As was common in the nineteenth century, Elizabeth Cady Stanton was raised in an extremely large family by today’s standards. She was the eighth of eleven children, however several were lost to either birth complications or the rigours of life at the time.

Stanton was indoctrinated into the ways of the law, and how it could be manipulated, when her father, a noted lawyer and former Congressman, exposed her early and often to the inner-workings of his profession.

Stanton’s mother herself was an imposing figure, and hailed from a line of American settlers that fought in the country’s revolutionary war. As such, Stanton’s blood seemed destined to course with curiosity and stubbornness. 

It was these traits that caused her to wonder why women at the time had virtually no rights, no claim to property and really no claim to their own children. Throughout her education, Stanton remained in pace and often overachieved the boys by whom she was surrounded. She received higher education at an all-female establishment, as colleges at the time accepted only males. This was a turning point for Stanton.

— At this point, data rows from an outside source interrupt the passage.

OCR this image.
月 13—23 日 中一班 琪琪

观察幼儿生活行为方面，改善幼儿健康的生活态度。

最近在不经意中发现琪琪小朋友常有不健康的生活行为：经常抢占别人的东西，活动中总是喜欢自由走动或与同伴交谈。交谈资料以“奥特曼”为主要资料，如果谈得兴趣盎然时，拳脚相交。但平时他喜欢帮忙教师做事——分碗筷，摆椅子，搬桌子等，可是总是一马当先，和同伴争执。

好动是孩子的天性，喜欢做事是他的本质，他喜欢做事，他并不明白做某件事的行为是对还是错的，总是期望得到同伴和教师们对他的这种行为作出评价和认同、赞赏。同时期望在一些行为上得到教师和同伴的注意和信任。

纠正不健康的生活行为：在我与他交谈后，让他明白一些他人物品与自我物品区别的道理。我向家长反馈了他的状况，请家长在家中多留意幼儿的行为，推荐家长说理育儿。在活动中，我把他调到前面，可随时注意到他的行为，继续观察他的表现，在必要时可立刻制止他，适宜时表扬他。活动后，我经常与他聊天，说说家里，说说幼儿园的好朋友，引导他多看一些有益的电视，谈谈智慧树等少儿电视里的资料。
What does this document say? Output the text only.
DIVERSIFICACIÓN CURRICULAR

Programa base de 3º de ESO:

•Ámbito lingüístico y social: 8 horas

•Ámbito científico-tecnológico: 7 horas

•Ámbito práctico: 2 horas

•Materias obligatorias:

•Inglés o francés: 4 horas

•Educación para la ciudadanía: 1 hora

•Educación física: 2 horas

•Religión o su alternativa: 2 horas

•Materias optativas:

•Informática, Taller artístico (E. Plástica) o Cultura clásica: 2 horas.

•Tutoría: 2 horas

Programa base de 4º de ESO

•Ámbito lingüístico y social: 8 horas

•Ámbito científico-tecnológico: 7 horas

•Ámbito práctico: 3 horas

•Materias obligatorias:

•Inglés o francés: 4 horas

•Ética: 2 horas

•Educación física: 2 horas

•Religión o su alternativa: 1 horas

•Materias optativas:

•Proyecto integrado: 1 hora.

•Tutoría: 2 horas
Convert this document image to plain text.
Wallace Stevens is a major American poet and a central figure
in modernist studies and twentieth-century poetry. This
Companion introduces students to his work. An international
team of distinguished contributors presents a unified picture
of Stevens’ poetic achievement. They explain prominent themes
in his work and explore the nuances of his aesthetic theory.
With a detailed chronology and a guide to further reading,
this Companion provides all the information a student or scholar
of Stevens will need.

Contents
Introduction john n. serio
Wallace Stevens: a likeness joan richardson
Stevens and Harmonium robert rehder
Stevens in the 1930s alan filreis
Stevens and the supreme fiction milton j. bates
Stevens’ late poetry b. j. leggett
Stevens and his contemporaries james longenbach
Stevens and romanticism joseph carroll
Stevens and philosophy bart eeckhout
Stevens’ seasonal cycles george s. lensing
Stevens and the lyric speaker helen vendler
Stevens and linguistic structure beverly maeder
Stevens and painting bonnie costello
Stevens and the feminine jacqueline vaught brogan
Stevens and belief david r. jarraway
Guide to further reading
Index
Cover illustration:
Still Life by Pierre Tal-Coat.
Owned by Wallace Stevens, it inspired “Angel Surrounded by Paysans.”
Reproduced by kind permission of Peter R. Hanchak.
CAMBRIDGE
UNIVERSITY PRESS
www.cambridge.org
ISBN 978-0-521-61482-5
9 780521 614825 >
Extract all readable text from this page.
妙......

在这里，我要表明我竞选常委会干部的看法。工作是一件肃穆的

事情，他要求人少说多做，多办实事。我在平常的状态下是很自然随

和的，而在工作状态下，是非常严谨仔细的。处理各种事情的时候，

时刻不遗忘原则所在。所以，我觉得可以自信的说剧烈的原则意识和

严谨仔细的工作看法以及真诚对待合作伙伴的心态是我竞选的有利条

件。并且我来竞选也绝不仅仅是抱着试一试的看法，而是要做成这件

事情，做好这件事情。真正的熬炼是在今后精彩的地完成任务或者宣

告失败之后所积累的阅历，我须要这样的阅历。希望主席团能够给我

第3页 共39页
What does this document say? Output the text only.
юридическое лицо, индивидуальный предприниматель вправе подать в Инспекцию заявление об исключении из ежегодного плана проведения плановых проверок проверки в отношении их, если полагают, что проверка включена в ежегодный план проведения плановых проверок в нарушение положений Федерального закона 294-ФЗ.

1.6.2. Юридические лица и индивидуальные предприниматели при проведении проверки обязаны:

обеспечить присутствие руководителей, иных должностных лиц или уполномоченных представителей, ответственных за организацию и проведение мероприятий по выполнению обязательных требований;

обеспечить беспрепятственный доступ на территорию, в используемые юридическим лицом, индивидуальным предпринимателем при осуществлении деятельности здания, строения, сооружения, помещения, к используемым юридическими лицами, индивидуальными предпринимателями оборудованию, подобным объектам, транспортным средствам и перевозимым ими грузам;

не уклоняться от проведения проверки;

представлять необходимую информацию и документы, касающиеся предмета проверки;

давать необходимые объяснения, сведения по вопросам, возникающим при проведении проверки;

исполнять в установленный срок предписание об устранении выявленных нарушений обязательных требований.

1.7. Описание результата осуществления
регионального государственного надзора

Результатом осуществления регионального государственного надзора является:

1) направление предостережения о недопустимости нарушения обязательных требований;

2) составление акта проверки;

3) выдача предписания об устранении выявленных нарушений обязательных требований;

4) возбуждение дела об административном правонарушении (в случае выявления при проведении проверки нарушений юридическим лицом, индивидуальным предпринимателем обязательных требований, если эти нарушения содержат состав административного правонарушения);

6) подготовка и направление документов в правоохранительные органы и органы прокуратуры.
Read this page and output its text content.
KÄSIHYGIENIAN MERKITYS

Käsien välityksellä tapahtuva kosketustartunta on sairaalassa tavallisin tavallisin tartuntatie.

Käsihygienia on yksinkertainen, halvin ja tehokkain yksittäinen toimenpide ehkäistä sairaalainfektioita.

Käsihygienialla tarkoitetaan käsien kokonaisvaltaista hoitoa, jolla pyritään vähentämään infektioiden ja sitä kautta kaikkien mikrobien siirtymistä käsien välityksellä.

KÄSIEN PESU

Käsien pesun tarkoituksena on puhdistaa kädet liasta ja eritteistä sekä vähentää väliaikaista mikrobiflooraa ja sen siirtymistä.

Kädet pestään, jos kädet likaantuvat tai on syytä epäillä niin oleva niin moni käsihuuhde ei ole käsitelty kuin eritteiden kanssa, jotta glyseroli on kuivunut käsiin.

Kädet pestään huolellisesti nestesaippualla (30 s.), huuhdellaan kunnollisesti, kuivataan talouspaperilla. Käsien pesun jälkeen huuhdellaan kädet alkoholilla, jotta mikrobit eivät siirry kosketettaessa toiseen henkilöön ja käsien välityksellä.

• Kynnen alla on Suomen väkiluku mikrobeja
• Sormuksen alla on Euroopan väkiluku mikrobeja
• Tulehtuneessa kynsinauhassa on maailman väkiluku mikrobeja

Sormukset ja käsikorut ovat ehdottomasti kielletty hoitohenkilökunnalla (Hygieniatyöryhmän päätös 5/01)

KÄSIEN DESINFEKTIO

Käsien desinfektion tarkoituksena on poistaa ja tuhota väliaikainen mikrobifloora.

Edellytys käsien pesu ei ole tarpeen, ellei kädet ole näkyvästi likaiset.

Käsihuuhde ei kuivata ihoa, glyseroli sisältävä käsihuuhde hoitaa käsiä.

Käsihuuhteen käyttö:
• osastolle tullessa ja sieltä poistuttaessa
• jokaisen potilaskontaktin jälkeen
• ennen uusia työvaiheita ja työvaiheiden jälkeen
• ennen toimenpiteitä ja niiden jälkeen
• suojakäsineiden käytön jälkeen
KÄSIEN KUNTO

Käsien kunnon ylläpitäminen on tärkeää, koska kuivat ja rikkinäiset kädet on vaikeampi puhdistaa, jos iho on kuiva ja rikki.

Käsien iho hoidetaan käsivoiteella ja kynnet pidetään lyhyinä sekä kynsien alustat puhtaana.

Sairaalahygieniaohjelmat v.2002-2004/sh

Through her natural motivation to fight against female oppression, Stanton also gravitated to another movement that sought to empower the oppressed: abolitionism. This dual fight created in Stanton an unquenchable thirst to help the disenfranchised of the time. Stanton finally achieved her life’s purpose when, along with Susan B. Anthony, she led the women’s suffrage movement to victory, handing women in the United States the right to vote.